SMARCAD1-mediated active replication fork stability maintains genome integrity.
Calvin Shun Yu LoMarvin van ToornVincent GaggioliMariana Paes DiasYifan ZhuEleni Maria ManolikaWei ZhaoMarit van der DoesChirantani MukherjeeJoão G S C Souto GonçalvesMartin E van RoyenPim J FrenchJeroen A A DemmersIhor SmalHannes LansDavid WheelerJos JonkersArnab Ray ChaudhuriJurgen A MarteijnNitika TanejaPublished in: Science advances (2021)

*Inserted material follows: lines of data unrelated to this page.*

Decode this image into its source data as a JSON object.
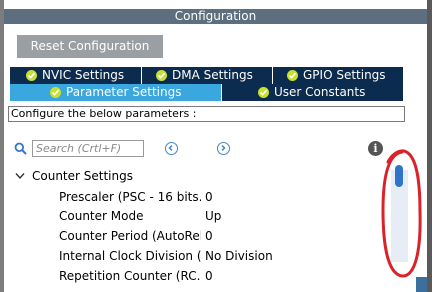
{
  "window": {
    "title": "Configuration"
  },
  "reset_button": {
    "label": "Reset Configuration"
  },
  "tabs": [
    {
      "label": "NVIC Settings",
      "active": false
    },
    {
      "label": "DMA Settings",
      "active": false
    },
    {
      "label": "GPIO Settings",
      "active": false
    },
    {
      "label": "Parameter Settings",
      "active": true
    },
    {
      "label": "User Constants",
      "active": false
    }
  ],
  "hint": "Configure the below parameters :",
  "search": {
    "placeholder": "Search (Crtl+F)",
    "value": ""
  },
  "icons": {
    "search": "search-icon",
    "prev": "chevron-left-circle-icon",
    "next": "chevron-right-circle-icon",
    "info": "info-icon",
    "check": "check-circle-icon",
    "group_toggle": "chevron-down-icon"
  },
  "info_glyph": "i",
  "group": {
    "label": "Counter Settings",
    "params": [
      {
        "name": "Prescaler (PSC - 16 bits...",
        "value": "0"
      },
      {
        "name": "Counter Mode",
        "value": "Up"
      },
      {
        "name": "Counter Period (AutoRel...",
        "value": "0"
      },
      {
        "name": "Internal Clock Division (...",
        "value": "No Division"
      },
      {
        "name": "Repetition Counter (RC...",
        "value": "0"
      }
    ]
  },
  "colors": {
    "title_bar": "#5d6e7e",
    "tab": "#0c2c4f",
    "tab_active": "#3aa7df",
    "check": "#c8e034",
    "reset_button": "#9a9fa3",
    "scroll_thumb": "#2f74c9",
    "annotation": "#d8232a"
  }
}
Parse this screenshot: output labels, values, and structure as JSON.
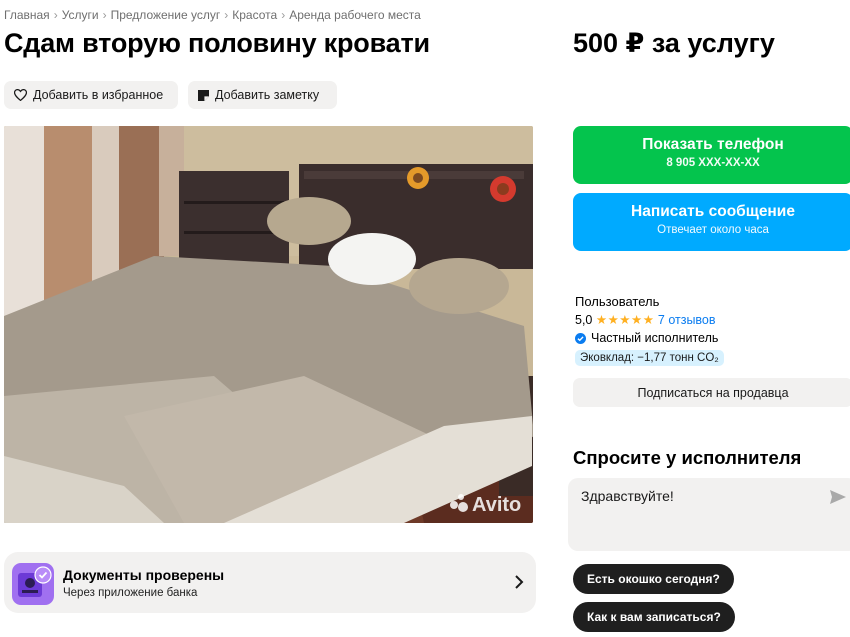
{
  "breadcrumbs": [
    "Главная",
    "Услуги",
    "Предложение услуг",
    "Красота",
    "Аренда рабочего места"
  ],
  "breadcrumb_separator": "›",
  "title": "Сдам вторую половину кровати",
  "price": "500 ₽ за услугу",
  "actions": {
    "favorite_label": "Добавить в избранное",
    "note_label": "Добавить заметку"
  },
  "photo": {
    "watermark": "Avito",
    "icon": "bedroom-photo"
  },
  "documents": {
    "title": "Документы проверены",
    "subtitle": "Через приложение банка"
  },
  "contact": {
    "phone_button_label": "Показать телефон",
    "phone_masked": "8 905 XXX-XX-XX",
    "message_button_label": "Написать сообщение",
    "message_button_sub": "Отвечает около часа",
    "phone_color": "#04c44d",
    "message_color": "#00aaff"
  },
  "seller": {
    "name": "Пользователь",
    "rating": "5,0",
    "stars": "★★★★★",
    "reviews": "7 отзывов",
    "type": "Частный исполнитель",
    "eco": "Эковклад: −1,77 тонн CO₂",
    "subscribe_label": "Подписаться на продавца"
  },
  "ask": {
    "title": "Спросите у исполнителя",
    "message": "Здравствуйте!",
    "quick_questions": [
      "Есть окошко сегодня?",
      "Как к вам записаться?"
    ]
  }
}
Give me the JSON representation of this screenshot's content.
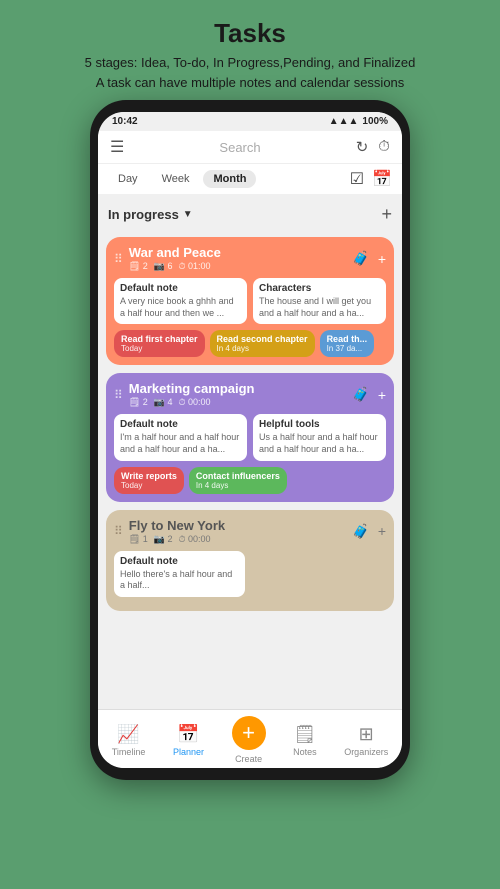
{
  "header": {
    "title": "Tasks",
    "subtitle1": "5 stages: Idea, To-do, In Progress,Pending, and Finalized",
    "subtitle2": "A task can have multiple notes and calendar sessions"
  },
  "statusBar": {
    "time": "10:42",
    "battery": "100%"
  },
  "topBar": {
    "searchPlaceholder": "Search"
  },
  "filterBar": {
    "tabs": [
      "Day",
      "Week",
      "Month"
    ],
    "activeTab": "Month"
  },
  "sectionHeader": {
    "title": "In progress",
    "addLabel": "+"
  },
  "tasks": [
    {
      "id": "war-and-peace",
      "title": "War and Peace",
      "meta": [
        "🗒 2",
        "📷 6",
        "⏱ 01:00"
      ],
      "colorClass": "orange",
      "notes": [
        {
          "title": "Default note",
          "body": "A very nice book a ghhh and a half hour and then we ..."
        },
        {
          "title": "Characters",
          "body": "The house and I will get you and a half hour and a ha..."
        }
      ],
      "sessions": [
        {
          "label": "Read first chapter",
          "sub": "Today",
          "chipClass": "chip-red"
        },
        {
          "label": "Read second chapter",
          "sub": "In 4 days",
          "chipClass": "chip-yellow"
        },
        {
          "label": "Read th...",
          "sub": "In 37 da...",
          "chipClass": "chip-blue"
        }
      ]
    },
    {
      "id": "marketing-campaign",
      "title": "Marketing campaign",
      "meta": [
        "🗒 2",
        "📷 4",
        "⏱ 00:00"
      ],
      "colorClass": "purple",
      "notes": [
        {
          "title": "Default note",
          "body": "I'm a half hour and a half hour and a half hour and a ha..."
        },
        {
          "title": "Helpful tools",
          "body": "Us a half hour and a half hour and a half hour and a ha..."
        }
      ],
      "sessions": [
        {
          "label": "Write reports",
          "sub": "Today",
          "chipClass": "chip-red"
        },
        {
          "label": "Contact influencers",
          "sub": "In 4 days",
          "chipClass": "chip-green"
        }
      ]
    },
    {
      "id": "fly-to-new-york",
      "title": "Fly to New York",
      "meta": [
        "🗒 1",
        "📷 2",
        "⏱ 00:00"
      ],
      "colorClass": "beige",
      "notes": [
        {
          "title": "Default note",
          "body": "Hello there's a half hour and a half..."
        }
      ],
      "sessions": []
    }
  ],
  "bottomNav": {
    "items": [
      {
        "id": "timeline",
        "label": "Timeline",
        "icon": "📈"
      },
      {
        "id": "planner",
        "label": "Planner",
        "icon": "📅",
        "active": true
      },
      {
        "id": "create",
        "label": "Create",
        "icon": "+"
      },
      {
        "id": "notes",
        "label": "Notes",
        "icon": "🗒"
      },
      {
        "id": "organizers",
        "label": "Organizers",
        "icon": "⊞"
      }
    ]
  }
}
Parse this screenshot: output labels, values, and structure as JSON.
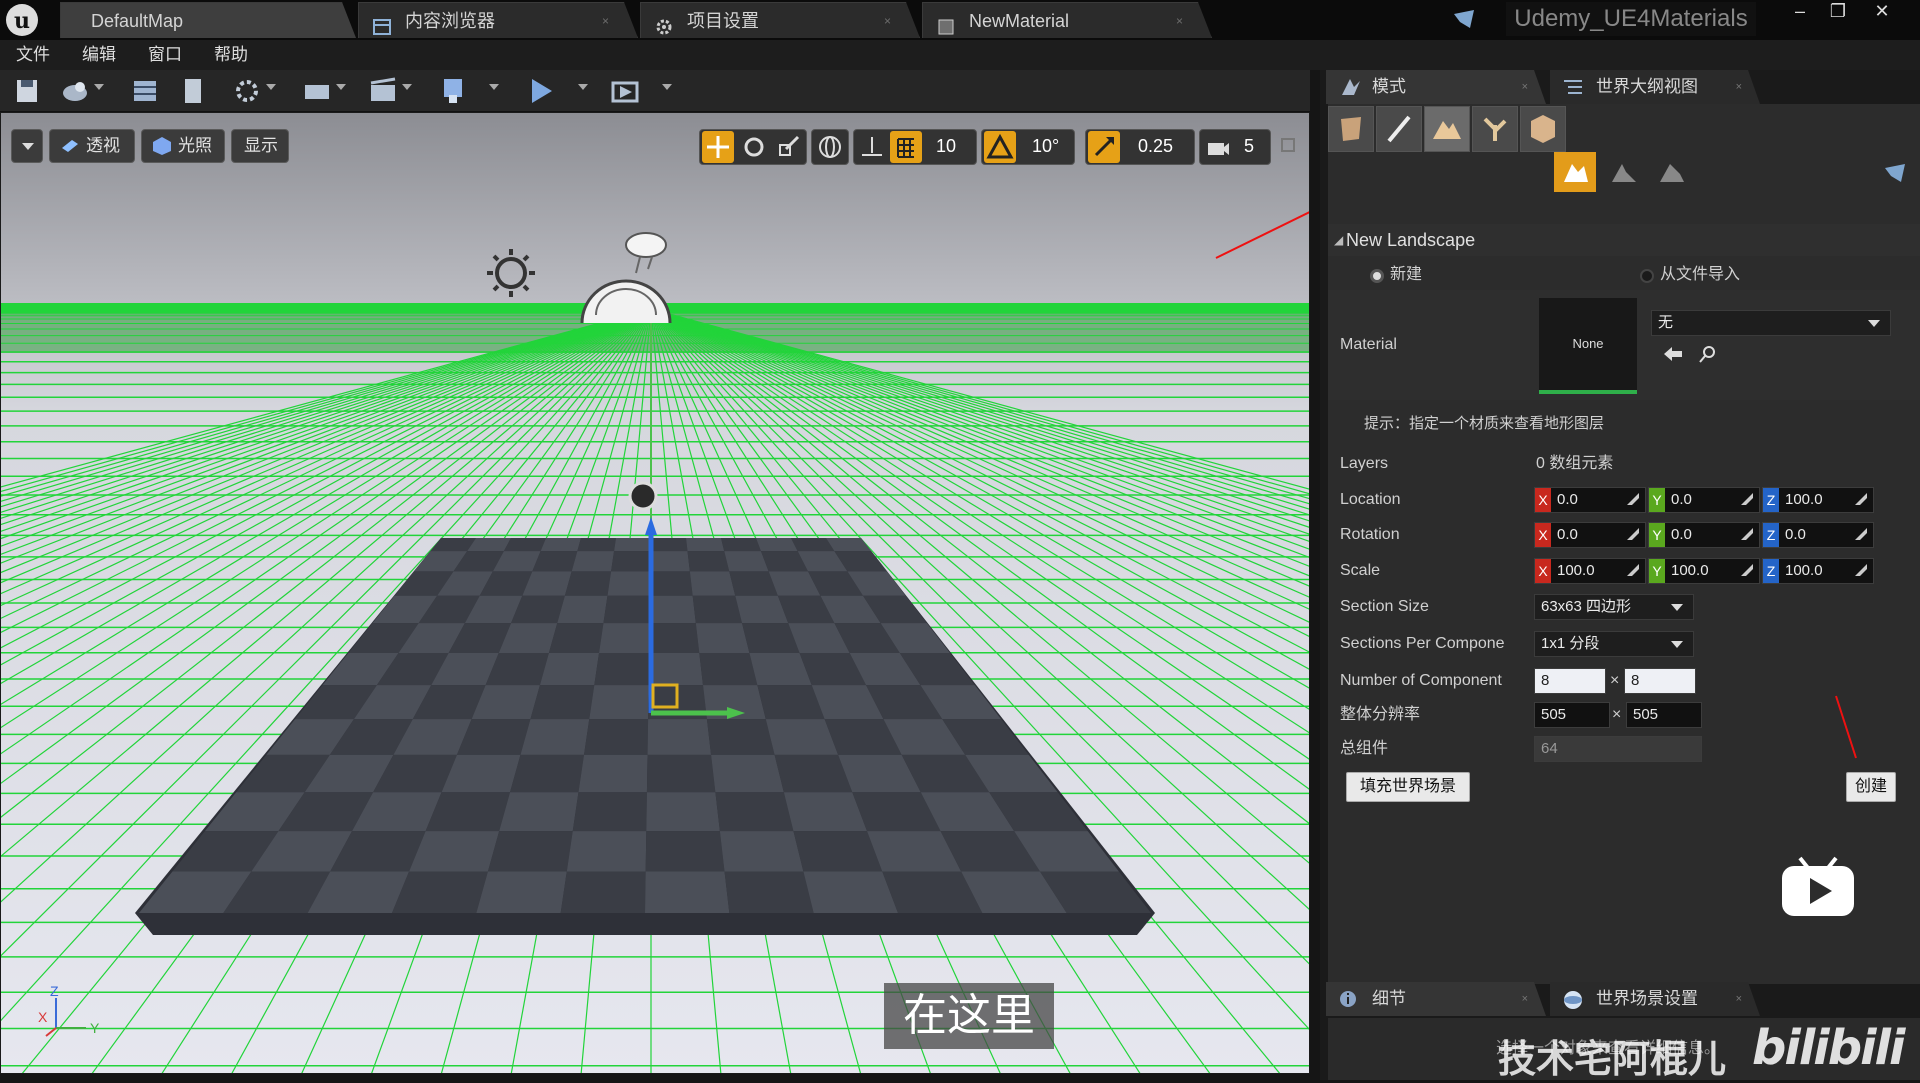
{
  "titlebar": {
    "tabs": [
      {
        "label": "DefaultMap",
        "active": true
      },
      {
        "label": "内容浏览器",
        "active": false
      },
      {
        "label": "项目设置",
        "active": false
      },
      {
        "label": "NewMaterial",
        "active": false
      }
    ],
    "project_name": "Udemy_UE4Materials",
    "close_glyph": "×",
    "window_controls": [
      "‒",
      "❐",
      "✕"
    ]
  },
  "menu": [
    "文件",
    "编辑",
    "窗口",
    "帮助"
  ],
  "viewport": {
    "perspective_label": "透视",
    "lit_label": "光照",
    "show_label": "显示",
    "grid_snap_value": "10",
    "rotation_snap_value": "10°",
    "scale_snap_value": "0.25",
    "camera_speed_value": "5",
    "axis_labels": {
      "z": "Z",
      "x": "X",
      "y": "Y"
    },
    "subtitle": "在这里",
    "colors": {
      "grid": "#22d43a",
      "floor_dark": "#3a3d45",
      "floor_light": "#4b4f58"
    }
  },
  "right_panel": {
    "tabs": [
      {
        "label": "模式"
      },
      {
        "label": "世界大纲视图"
      }
    ],
    "section_title": "New Landscape",
    "new_option": "新建",
    "import_option": "从文件导入",
    "material": {
      "label": "Material",
      "thumb_text": "None",
      "combo_value": "无"
    },
    "hint": "提示：指定一个材质来查看地形图层",
    "layers": {
      "label": "Layers",
      "value": "0 数组元素"
    },
    "location": {
      "label": "Location",
      "x": "0.0",
      "y": "0.0",
      "z": "100.0"
    },
    "rotation": {
      "label": "Rotation",
      "x": "0.0",
      "y": "0.0",
      "z": "0.0"
    },
    "scale": {
      "label": "Scale",
      "x": "100.0",
      "y": "100.0",
      "z": "100.0"
    },
    "section_size": {
      "label": "Section Size",
      "value": "63x63 四边形"
    },
    "sections_per_component": {
      "label": "Sections Per Compone",
      "value": "1x1 分段"
    },
    "num_components": {
      "label": "Number of Component",
      "x": "8",
      "y": "8"
    },
    "overall_resolution": {
      "label": "整体分辨率",
      "x": "505",
      "y": "505"
    },
    "total_components": {
      "label": "总组件",
      "value": "64"
    },
    "fill_world_button": "填充世界场景",
    "create_button": "创建",
    "times_glyph": "×",
    "axis_letters": {
      "x": "X",
      "y": "Y",
      "z": "Z"
    },
    "axis_colors": {
      "x": "#c8281e",
      "y": "#5aa81e",
      "z": "#2464c8"
    }
  },
  "bottom_panel": {
    "tabs": [
      {
        "label": "细节"
      },
      {
        "label": "世界场景设置"
      }
    ],
    "empty_text": "选择一个对象来查看详细信息。"
  },
  "watermark": {
    "author": "技术宅阿棍儿",
    "site": "bilibili"
  }
}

The stalled fork protection pathway mediated by breast cancer 1/2 (BRCA1/2) proteins is critical for replication fork stability. However, it is unclear whether additional mechanisms are required to maintain replication fork stability. We describe a hitherto unknown mechanism, by which the SWI/SNF-related matrix-associated actin-dependent regulator of chromatin subfamily-A containing DEAD/H box-1 (SMARCAD1) stabilizes active replication forks, that is essential to maintaining resistance towards replication poisons. We find that SMARCAD1 prevents accumulation of 53BP1-associated nucleosomes to preclude toxic enrichment of 53BP1 at the forks. In the absence of SMARCAD1, 53BP1 mediates untimely dissociation of PCNA via the PCNA-unloader ATAD5, causing frequent fork stalling, inefficient fork restart, and accumulation of single-stranded DNA. Although loss of 53BP1 in SMARCAD1 mutants rescues these defects and restores genome stability, this rescued stabilization also requires BRCA1-mediated fork protection. Notably, fork protection-challenged BRCA1-deficient naïve- or chemoresistant tumors require SMARCAD1-mediated active fork stabilization to maintain unperturbed fork progression and cellular proliferation.